As I emerge into the fading sunlight of a day almost over, I realize that I am angry, deeply angry. Not from the lines or the paperwork or the time lost. I am angry because not a single person I spoke to responded with surprise, annoyance, or even commiseration. The fact that I make far too much money to qualify for Medi-Cal, that I had never asked to be on Medi-Cal in the first place, or that Covered CA openly admitted it was their mistake — none of it caused anyone to bat an eye. There was no switch they could flip or box they could check that would fix such an obvious error. There was no individuality or humanity they could bring to bear on the situation. Their solution was the same solution they had for everyone: to process me through the system.

They had internalized their own failures and inefficiencies, accepting them as inevitable and unsolvable. The faulty loudspeaker, the massive lines, the disconnected phone numbers, the blank form letters — they were all part of the same attitude of resigned acceptance, of bureaucratic malaise, itself likely caused by decades of far too little funding, manpower, and political attention. I envisioned a motto for Medi-Cal, emblazoned on a huge banner and hung in front of the office, “That’s Just The Way Things Are.”

***

Did she call me back? No, of course not. And when I contacted Covered CA, after waiting two weeks to account for processing, I was told I was still enrolled in Medi-Cal. I finally found a Medi-Cal number that worked — the deputy director’s office — where I was shunted to a supervisory office. I was told to expect a call from my caseworker in three days. After four I called back. I was told to expect a call from my caseworker in two days. After three I called back. I was told to expect a call from my caseworker that same day. The next day I called back.

Finally, on my fourth attempt, I was told that they had “resolved my issue.” The women I spoke with admitted that several people had worked on my problem, that my caseworker had been changed three times, and that at one point there’d been an office pow-wow on how to deal with me. Apparently simply kicking someone off Medi-Cal who didn’t belong on Medi-Cal in the first place was more complex than anyone had assumed. A few days later I received a letter in the mail informing me that my application for Medi-Cal had been rejected due to my income being well over their limit. A few days after that I re-enrolled in my original health insurance plan.

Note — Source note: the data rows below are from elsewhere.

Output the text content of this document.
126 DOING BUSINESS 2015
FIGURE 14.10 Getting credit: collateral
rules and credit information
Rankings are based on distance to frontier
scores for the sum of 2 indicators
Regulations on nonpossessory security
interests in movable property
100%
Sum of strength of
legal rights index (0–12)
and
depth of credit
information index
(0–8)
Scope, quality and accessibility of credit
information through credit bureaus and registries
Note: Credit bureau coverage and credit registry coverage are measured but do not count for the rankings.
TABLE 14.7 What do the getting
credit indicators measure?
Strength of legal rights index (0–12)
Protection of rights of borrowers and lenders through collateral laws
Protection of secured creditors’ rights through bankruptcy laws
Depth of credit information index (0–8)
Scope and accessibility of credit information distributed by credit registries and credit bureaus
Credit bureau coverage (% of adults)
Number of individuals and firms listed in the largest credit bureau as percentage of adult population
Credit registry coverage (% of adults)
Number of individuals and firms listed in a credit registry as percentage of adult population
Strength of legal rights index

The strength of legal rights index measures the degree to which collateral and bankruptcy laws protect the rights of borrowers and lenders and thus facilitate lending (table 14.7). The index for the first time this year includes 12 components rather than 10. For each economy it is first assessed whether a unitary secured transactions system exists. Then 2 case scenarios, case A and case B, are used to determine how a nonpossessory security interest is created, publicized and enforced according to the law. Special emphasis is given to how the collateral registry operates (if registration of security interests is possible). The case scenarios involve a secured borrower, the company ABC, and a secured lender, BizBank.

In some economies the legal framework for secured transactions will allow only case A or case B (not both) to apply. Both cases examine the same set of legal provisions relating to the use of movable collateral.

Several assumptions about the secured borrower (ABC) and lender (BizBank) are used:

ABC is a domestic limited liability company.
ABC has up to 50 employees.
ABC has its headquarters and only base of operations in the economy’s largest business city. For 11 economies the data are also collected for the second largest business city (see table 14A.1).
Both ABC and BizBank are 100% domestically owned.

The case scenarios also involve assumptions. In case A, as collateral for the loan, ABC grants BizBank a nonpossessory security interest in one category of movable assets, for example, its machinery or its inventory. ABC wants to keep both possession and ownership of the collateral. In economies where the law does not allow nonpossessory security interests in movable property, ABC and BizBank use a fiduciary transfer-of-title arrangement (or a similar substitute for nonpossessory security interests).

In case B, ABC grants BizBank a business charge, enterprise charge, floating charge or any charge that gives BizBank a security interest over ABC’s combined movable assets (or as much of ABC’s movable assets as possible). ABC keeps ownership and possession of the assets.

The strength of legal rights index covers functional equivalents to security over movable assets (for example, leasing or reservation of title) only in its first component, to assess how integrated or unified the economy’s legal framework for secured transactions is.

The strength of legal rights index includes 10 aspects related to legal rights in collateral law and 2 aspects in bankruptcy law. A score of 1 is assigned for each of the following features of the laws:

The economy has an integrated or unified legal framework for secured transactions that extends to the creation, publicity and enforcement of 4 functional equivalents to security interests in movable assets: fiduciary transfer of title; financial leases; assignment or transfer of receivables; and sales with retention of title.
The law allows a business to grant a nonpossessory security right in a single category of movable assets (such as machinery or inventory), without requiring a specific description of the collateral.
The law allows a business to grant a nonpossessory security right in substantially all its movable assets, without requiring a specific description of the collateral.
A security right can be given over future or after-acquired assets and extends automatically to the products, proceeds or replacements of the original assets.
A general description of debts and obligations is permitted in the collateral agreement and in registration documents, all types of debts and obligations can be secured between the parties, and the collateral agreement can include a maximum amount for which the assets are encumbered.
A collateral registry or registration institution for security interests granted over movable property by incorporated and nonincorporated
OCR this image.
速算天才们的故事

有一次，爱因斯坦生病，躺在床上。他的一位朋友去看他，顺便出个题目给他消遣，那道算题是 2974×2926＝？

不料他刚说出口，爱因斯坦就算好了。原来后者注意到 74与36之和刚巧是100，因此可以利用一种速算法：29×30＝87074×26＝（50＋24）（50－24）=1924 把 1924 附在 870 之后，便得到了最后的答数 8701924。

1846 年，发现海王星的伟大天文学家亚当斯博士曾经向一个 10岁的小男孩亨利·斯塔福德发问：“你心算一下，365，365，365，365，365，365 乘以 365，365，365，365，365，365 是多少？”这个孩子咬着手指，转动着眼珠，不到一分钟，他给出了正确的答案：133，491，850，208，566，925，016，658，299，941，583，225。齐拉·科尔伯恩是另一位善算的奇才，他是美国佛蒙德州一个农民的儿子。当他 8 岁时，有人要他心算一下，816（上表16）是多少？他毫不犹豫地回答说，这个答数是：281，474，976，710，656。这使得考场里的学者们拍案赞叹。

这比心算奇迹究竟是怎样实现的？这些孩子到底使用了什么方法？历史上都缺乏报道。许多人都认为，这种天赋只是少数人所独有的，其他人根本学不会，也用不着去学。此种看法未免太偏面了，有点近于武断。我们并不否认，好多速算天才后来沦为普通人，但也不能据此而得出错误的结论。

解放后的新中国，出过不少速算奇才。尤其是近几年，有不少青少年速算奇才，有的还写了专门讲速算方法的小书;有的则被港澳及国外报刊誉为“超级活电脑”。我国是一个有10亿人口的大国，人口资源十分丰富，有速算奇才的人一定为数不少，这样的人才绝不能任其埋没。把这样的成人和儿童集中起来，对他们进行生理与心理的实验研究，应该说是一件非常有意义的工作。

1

I suppose there are two very different political lessons to take away from my experience. The conservative perspective is obvious — the government’s cartoonish inefficiency, their stupidity and acceptance of mediocrity. But I think it’s also worth acknowledging a liberal belief — that few things are worse in America than being poor and sick. I was a clerical error, only passing through, but millions of people are not so lucky. Nobody wants to be on Medi-Cal. Nobody wants to be in that crowded, stifling office, wading through red tape to receive medical care.

As for me, after seven months I’m pretty sure I have health insurance. At least until tomorrow.